Forse 3 o 4 chilometri. Ero arrivato! La casetta era stretta e lunga, un terratetto ristrutturato con buon gusto, ben esposto al sole. Quella mattina, poi, la giornata era splendida, calda, nonostante fosse sempre marzo. Quelle mura sembravano più familiari, accoglienti. Ma i colori erano diversi. La facciata era di un rosso più luminoso, inspiegabile, caldo, dava una sensazione di pace. La porta mi chiedeva di entrare, salire, sentivo amore dissolversi nell’aria ed entrare dentro di me a ogni respiro. Come il viaggiatore che vagando giorno dopo giorno nel deserto rovente, finita la borraccia d’acqua e non avendo più da chiedere niente perché non c’è più niente da chiedere, spentesi le ultime speranze di sopravvivenza, all’improvviso si trova davanti un'oasi verde, lussureggiante, rivoli d’acqua ovunque, ma non è un sogno, è tutto vero.
Sì, ero arrivato.
Lei era lì, ad aspettarmi.
2
Aprì delicatamente la porta d’ingresso e io salii le scale, ansimante, un po’ spaventato anche se già rilassato, ebbro della sua vista. Appoggiai le labbra sulle sue guance e la baciai teneramente. Lei mi accolse fra le sue braccia e, affettuosamente, rispose baciandomi sulla fronte.
Poi mi sorrise.
Ogni suo gesto era spaventosamente semplice e allo stesso tempo elegante. Mi attraeva ogni suo movimento, quel corpo così magnetico, attraente, mi regalava energia, il suono gradevole della voce l'alimentava.
Aveva capelli neri, lunghi, che le cadevano sulle spalle e lungo le braccia che, lasciate scivolare sui fianchi, donavano un'armonia alle forme, che io vedevo perfette. Occhi neri profondi come l'abisso, carnagione olivastra, altezza media, un sedere che mi faceva impazzire.
Adoravo tutto di lei. E quando all'improvviso, mentre parlavamo o discutevamo, si fermava a guardarmi, io impazzivo, mi sentivo penetrare nell'anima e mi cadeva ogni forma di resistenza, di difesa personale.
L'avevo conosciuta una sera, durante una cena tra colleghi, presentata da un amico. Era stata invitata, sebbene lavorasse in un’altra azienda, perché stava attraversando un momento personale difficile e il mio amicone Enrico, suo vicino di casa, aveva voluto portarla con se per farla distrarre. Secondo me avevano avuto anche una storia insieme ma non ho mai avuto il coraggio di chiederlo per paura che mi confermasse la cosa.

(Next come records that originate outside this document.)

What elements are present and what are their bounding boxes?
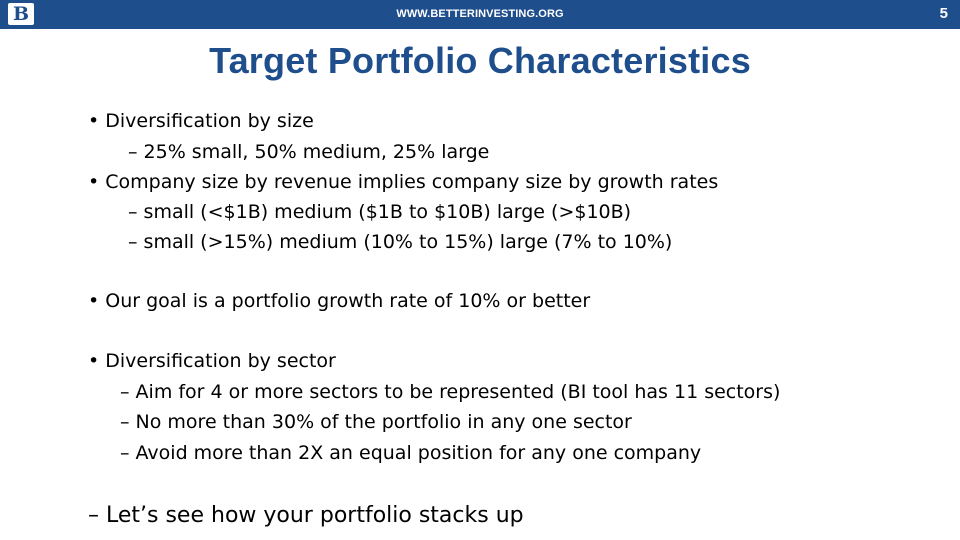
betterinvesting-logo: B [8,3,34,25]
website-url: WWW.BETTERINVESTING.ORG [396,8,564,20]
sub-bullet-size-split: – 25% small, 50% medium, 25% large [128,141,490,163]
closing-line: – Let’s see how your portfolio stacks up [88,503,524,528]
bullet-diversification-sector: • Diversification by sector [88,350,336,372]
bullet-company-size: • Company size by revenue implies compan… [88,171,719,193]
bullet-goal-growth-rate: • Our goal is a portfolio growth rate of… [88,290,591,312]
sub-bullet-position-limit: – Avoid more than 2X an equal position f… [120,442,702,464]
slide-title: Target Portfolio Characteristics [209,40,751,81]
header-bar: B WWW.BETTERINVESTING.ORG 5 [0,0,960,29]
sub-bullet-sector-count: – Aim for 4 or more sectors to be repres… [120,381,781,403]
page-number: 5 [939,5,948,22]
sub-bullet-revenue-ranges: – small (<$1B) medium ($1B to $10B) larg… [128,201,632,223]
bullet-diversification-size: • Diversification by size [88,110,314,132]
sub-bullet-growth-ranges: – small (>15%) medium (10% to 15%) large… [128,231,673,253]
sub-bullet-sector-limit: – No more than 30% of the portfolio in a… [120,411,632,433]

«Ciao! Sei carina... Enrico; non mi avevi detto che era così carina! Mi chiamo Luca, piacere!» iniziai non proprio nel migliore dei modi.
Lei, stupita e un po’ arrossita, mi disse con voce calda ma decisa: «Ciao, mi chiamo Sara, grazie per la carina, sicuramente non stupida.»

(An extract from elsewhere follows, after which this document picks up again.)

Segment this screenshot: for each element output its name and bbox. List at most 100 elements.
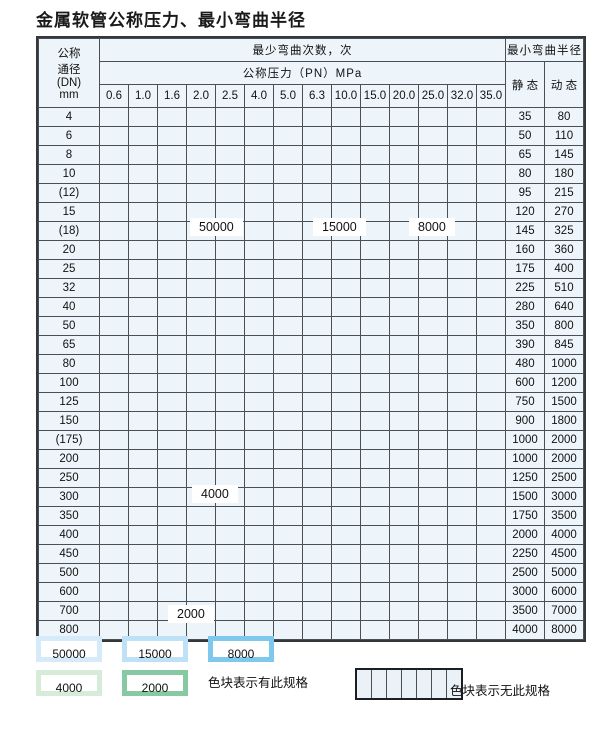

Colpito dalla risposta fulminea, rimasi impassibile e pensai subito che la ragazza era sì carina ma sapeva il fatto suo, una tipa tosta che difficilmente si sarebbe lasciata andare a un cretino come me. Però aveva fatto subito breccia nella mia testa, nei miei sensi.
La guardavo mentre si sedeva al tavolino, era terribilmente sexy.